I recalled our tour guide Yossi’s experience growing up in a Kibbutz. There was no talk of God there. I assumed Daniel’s newfound family were Orthodox Jews as his birth mother had been, so there would be no talk of Jesus with them. Offering tours of “holy” places is big business and certainly not a religious experience for local Jews and Palestinians. What was it then that prompted Daniel to take that extreme step toward Jesus?

Apparently, Daniel discovered Jesus’ tangible presence on the Sea of Galilee just as I had. For five years, he listened to his passengers talk about their belief in Yeshua (Jesus in Hebrew) as they sailed. All the while, Daniel absorbed the prayers, music and scripture passages they shared.
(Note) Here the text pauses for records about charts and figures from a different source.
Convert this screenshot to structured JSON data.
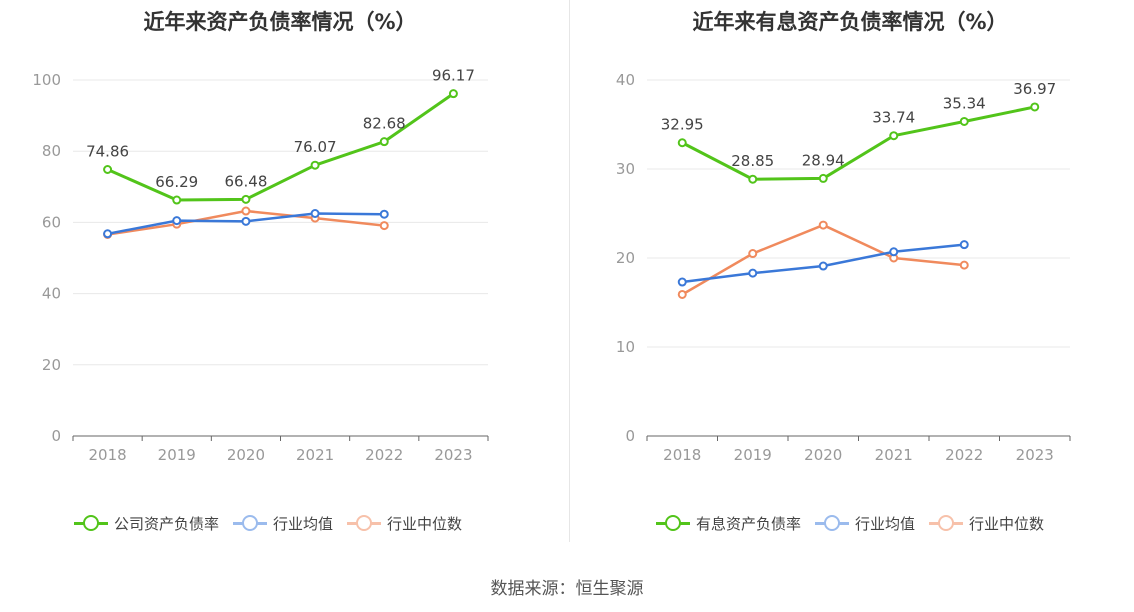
{
  "chart_data": [
    {
      "type": "line",
      "title": "近年来资产负债率情况（%）",
      "categories": [
        "2018",
        "2019",
        "2020",
        "2021",
        "2022",
        "2023"
      ],
      "ylim": [
        0,
        100
      ],
      "yticks": [
        0,
        20,
        40,
        60,
        80,
        100
      ],
      "grid": true,
      "legend": "bottom",
      "series": [
        {
          "name": "公司资产负债率",
          "color": "#52c41a",
          "values": [
            74.86,
            66.29,
            66.48,
            76.07,
            82.68,
            96.17
          ],
          "labels": [
            "74.86",
            "66.29",
            "66.48",
            "76.07",
            "82.68",
            "96.17"
          ]
        },
        {
          "name": "行业均值",
          "color": "#3a78d8",
          "values": [
            56.8,
            60.5,
            60.3,
            62.5,
            62.3,
            null
          ]
        },
        {
          "name": "行业中位数",
          "color": "#f08a5d",
          "values": [
            56.6,
            59.5,
            63.2,
            61.2,
            59.1,
            null
          ]
        }
      ]
    },
    {
      "type": "line",
      "title": "近年来有息资产负债率情况（%）",
      "categories": [
        "2018",
        "2019",
        "2020",
        "2021",
        "2022",
        "2023"
      ],
      "ylim": [
        0,
        40
      ],
      "yticks": [
        0,
        10,
        20,
        30,
        40
      ],
      "grid": true,
      "legend": "bottom",
      "series": [
        {
          "name": "有息资产负债率",
          "color": "#52c41a",
          "values": [
            32.95,
            28.85,
            28.94,
            33.74,
            35.34,
            36.97
          ],
          "labels": [
            "32.95",
            "28.85",
            "28.94",
            "33.74",
            "35.34",
            "36.97"
          ]
        },
        {
          "name": "行业均值",
          "color": "#3a78d8",
          "values": [
            17.3,
            18.3,
            19.1,
            20.7,
            21.5,
            null
          ]
        },
        {
          "name": "行业中位数",
          "color": "#f08a5d",
          "values": [
            15.9,
            20.5,
            23.7,
            20.0,
            19.2,
            null
          ]
        }
      ]
    }
  ],
  "source": "数据来源：恒生聚源"
}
Every day, Daniel pondered all that he saw and heard. In the end, Daniel couldn’t help being moved. Something within Daniel came to life the day he realized that he also believed in Yeshua. Yeshua had become Daniel’s most precious and life-giving treasure.

Daniel has responded by sharing his testimony and his music during tours. He sings the hymns which inspired him and translates them into Hebrew for other Messianic Jews to enjoy. The day we sailed with him, I witnessed Jesus’ passion in Daniel. The love he expressed for Yeshua with every word echoed Jesus’ deep love for you and me. Daniel has recorded these hymns and his own works in an effort to tell all who will listen about Yeshua. He does this in spite of being ostracized by many of his fellow Jews, secular and religious, who resent the beliefs of Messianic Jews. As for me, Daniel’s CD eases me into Jesus’ company every time I listen to it.
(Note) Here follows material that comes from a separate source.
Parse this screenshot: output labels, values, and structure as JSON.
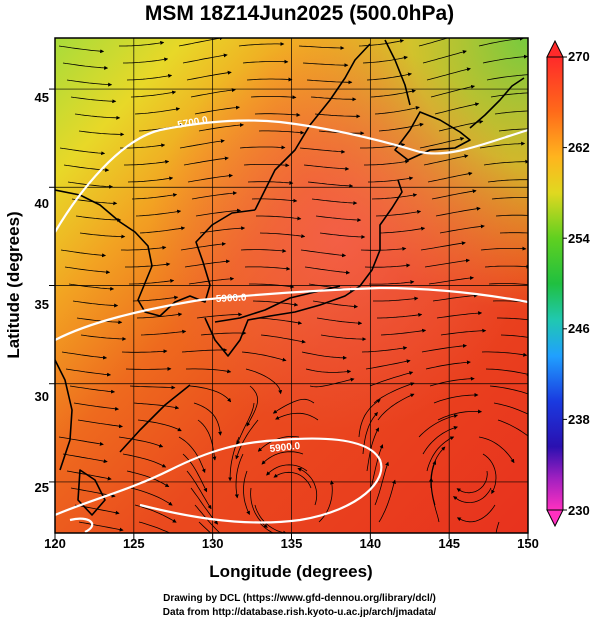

I share all of this because Jesus seems to have done for Daniel what he did for Lazarus two thousand years ago. Today, John’s gospel (John 11:1-45) tells us that Jesus’ dear friend Lazarus had taken ill and died. When Jesus went to Lazarus’ sisters to comfort them, Martha and Mary insisted that Lazarus would not have died if Jesus had been with him. Do you know how many times I’ve looked upward and declared, “If you were here, things would be different?”! Raising Lazarus was Jesus’ greatest miracle. Daniel will tell you that this miracle was repeated in him when he welcomed Jesus into his life. I will tell you that this miracle has been repeated within me every time I’ve survived one of the major and minor tragedies of my life. Jesus’ miracle is repeated in each of us over and over again. The best part of all of this is that we can imitate Jesus’ miracle in our own efforts to renew the lives of those we’ve been given to love.